Julie Kanter, codirector of the Lifespan Comprehensive Sickle Cell Center and a professor in the hematology and oncology division at the University of Alabama at Birmingham, said she thinks Vertex and Bluebird Bio's products both should have been given black box warnings. 

"These individuals may be at increased risk of [myelodysplastic syndrome] at baseline, and there is a risk when you take out those cells and manufacture them, regardless of which therapy you're using," she said during a press conference at ASH. Kanter was an investigator in studies of Lyfgenia but specified that she wasn't speaking on behalf of Bluebird.

She also said she'd like to see head-to-head comparisons of the two gene therapies, which could help doctors determine which is most appropriate for a particular patient.

Lyfgenia's black box warning is a cause for caution, according to Athena Pefkarou, a pediatric hematologist/oncologist in the sickle cell anemia program at Nicklaus Children's Hospital in Miami, though she said she will discuss the therapy with patients. If a patient has exhausted other treatments and is suffering from complications, Lyfgenia could be an option.
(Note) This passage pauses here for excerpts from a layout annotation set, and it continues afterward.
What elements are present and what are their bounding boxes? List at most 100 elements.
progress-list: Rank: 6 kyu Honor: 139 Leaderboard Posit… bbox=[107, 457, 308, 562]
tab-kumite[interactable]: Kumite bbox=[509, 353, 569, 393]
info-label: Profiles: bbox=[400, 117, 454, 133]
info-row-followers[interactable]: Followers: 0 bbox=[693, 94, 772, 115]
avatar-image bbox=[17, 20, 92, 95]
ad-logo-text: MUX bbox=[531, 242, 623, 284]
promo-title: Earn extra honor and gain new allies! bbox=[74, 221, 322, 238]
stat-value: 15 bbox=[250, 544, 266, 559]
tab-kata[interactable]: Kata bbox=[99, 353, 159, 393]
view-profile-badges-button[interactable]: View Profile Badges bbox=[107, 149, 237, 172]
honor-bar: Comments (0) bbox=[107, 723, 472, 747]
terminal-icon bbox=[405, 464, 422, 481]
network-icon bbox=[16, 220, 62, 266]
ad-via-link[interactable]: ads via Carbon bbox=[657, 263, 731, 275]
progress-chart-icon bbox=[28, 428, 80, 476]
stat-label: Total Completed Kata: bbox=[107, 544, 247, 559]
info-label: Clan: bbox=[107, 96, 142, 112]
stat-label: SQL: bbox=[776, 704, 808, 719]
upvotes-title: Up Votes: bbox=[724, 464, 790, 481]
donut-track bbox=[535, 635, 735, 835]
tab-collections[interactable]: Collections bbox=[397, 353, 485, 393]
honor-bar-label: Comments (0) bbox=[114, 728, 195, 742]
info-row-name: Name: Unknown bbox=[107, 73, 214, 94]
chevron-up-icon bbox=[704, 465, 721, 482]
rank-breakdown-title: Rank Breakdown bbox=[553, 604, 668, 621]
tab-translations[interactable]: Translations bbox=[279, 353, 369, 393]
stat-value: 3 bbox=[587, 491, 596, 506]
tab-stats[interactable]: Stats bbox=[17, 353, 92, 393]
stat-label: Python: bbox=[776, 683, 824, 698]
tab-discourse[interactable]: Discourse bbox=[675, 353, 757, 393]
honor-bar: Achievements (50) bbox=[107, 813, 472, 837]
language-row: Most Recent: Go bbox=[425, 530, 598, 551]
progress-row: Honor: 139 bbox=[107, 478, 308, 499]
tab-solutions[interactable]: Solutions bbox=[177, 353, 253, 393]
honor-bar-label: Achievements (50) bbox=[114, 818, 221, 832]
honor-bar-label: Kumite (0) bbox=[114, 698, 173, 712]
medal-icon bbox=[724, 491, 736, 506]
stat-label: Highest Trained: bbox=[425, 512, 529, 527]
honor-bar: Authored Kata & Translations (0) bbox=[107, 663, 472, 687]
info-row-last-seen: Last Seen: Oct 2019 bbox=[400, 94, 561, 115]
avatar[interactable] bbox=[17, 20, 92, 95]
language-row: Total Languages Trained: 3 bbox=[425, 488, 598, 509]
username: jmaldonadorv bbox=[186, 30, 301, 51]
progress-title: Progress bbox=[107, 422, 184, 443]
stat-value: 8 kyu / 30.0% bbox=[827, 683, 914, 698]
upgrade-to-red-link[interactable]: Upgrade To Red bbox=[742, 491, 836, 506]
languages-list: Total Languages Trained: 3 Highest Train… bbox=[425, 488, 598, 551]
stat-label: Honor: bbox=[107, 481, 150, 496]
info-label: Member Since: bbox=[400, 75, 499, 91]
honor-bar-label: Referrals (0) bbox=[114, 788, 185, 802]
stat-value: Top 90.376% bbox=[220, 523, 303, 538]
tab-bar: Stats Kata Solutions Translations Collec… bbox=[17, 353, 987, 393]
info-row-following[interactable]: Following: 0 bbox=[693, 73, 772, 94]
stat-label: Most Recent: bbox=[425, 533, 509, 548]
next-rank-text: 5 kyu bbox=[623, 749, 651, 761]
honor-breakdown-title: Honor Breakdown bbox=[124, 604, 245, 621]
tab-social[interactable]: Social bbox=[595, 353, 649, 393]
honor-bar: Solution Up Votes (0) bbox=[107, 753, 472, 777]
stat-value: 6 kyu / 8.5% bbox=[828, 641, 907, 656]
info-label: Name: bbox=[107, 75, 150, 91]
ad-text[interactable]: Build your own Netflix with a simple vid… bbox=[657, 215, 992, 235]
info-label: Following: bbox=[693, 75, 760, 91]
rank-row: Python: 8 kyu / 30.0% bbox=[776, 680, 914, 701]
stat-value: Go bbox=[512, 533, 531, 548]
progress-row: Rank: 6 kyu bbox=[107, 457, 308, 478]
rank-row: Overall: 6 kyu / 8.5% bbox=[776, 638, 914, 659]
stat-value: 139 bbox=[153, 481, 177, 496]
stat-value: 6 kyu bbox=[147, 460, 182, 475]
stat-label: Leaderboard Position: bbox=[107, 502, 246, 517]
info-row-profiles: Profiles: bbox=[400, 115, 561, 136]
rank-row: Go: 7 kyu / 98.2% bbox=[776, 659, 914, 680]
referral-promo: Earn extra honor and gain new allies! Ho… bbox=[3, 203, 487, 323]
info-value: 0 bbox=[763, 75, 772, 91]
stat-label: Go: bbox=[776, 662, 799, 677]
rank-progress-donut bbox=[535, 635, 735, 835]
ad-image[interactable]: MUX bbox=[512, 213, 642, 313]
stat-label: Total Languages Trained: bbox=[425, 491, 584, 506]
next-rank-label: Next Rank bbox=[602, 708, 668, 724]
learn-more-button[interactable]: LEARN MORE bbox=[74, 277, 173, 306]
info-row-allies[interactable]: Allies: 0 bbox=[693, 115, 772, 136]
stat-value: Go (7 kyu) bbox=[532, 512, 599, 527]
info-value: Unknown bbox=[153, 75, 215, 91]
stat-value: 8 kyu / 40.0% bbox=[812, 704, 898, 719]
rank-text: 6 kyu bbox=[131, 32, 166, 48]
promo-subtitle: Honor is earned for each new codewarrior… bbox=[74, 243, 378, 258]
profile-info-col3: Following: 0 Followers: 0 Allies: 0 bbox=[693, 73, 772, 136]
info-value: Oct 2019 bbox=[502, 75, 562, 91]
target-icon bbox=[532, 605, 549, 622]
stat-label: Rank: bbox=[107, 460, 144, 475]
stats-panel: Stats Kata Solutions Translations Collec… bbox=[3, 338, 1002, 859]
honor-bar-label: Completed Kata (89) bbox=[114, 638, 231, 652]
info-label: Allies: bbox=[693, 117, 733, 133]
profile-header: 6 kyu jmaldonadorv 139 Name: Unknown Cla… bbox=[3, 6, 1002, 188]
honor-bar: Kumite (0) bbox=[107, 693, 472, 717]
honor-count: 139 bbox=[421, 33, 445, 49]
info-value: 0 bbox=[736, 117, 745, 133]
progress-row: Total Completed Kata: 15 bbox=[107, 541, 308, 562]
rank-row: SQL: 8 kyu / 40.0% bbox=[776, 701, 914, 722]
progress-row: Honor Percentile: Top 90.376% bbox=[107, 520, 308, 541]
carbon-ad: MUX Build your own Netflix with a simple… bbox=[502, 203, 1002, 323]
"Once [patients] are given the information, it's going to be their choice if they want to take risks," Pefkarou said.

For now, Pefkarou said she's most likely to refer older patients with serious complications from sickle cell disease to receive a gene therapy. She is hopeful for the day when she will be able to offer a one-time curative gene therapy to all her patients with this disease, which could be possible if, over time, these treatments become less expensive, as other procedures like bone marrow transplants have, and as there is more evidence about long-term outcomes and side effects.

According to post-marketing requirements stipulated by the FDA, Vertex and Bluebird must follow the patients who receive their gene therapies for 15 years in observational studies, so they can better characterize the treatments' safety and effectiveness and learn more about the risk of secondary malignancies. These post-marketing studies must enroll 250 subjects.

"This is the first CRISPR-based gene therapy approval, so the FDA clearly wants to gather as much data about safety as possible," Hajjar said, referring to the Vertex treatment. 

The FDA also mandated that Vertex study off-target effects of Casgevy, a topic the agency has expressed concerns about and sought feedback on from its advisory committee.

For now, despite having two companies with two innovative therapies entering the market and competing for the same patient population, "there's a lot of room in this sandbox," Kanter said. And there's still a need for other sickle cell disease treatments, since patients will have different ways of weighing risks associated with gene therapy and the stem cell procedure, and different ability to access the treatments.

"There are so many individuals that need this care," Kanter said. "There is plenty of room to do multiple different gene therapies."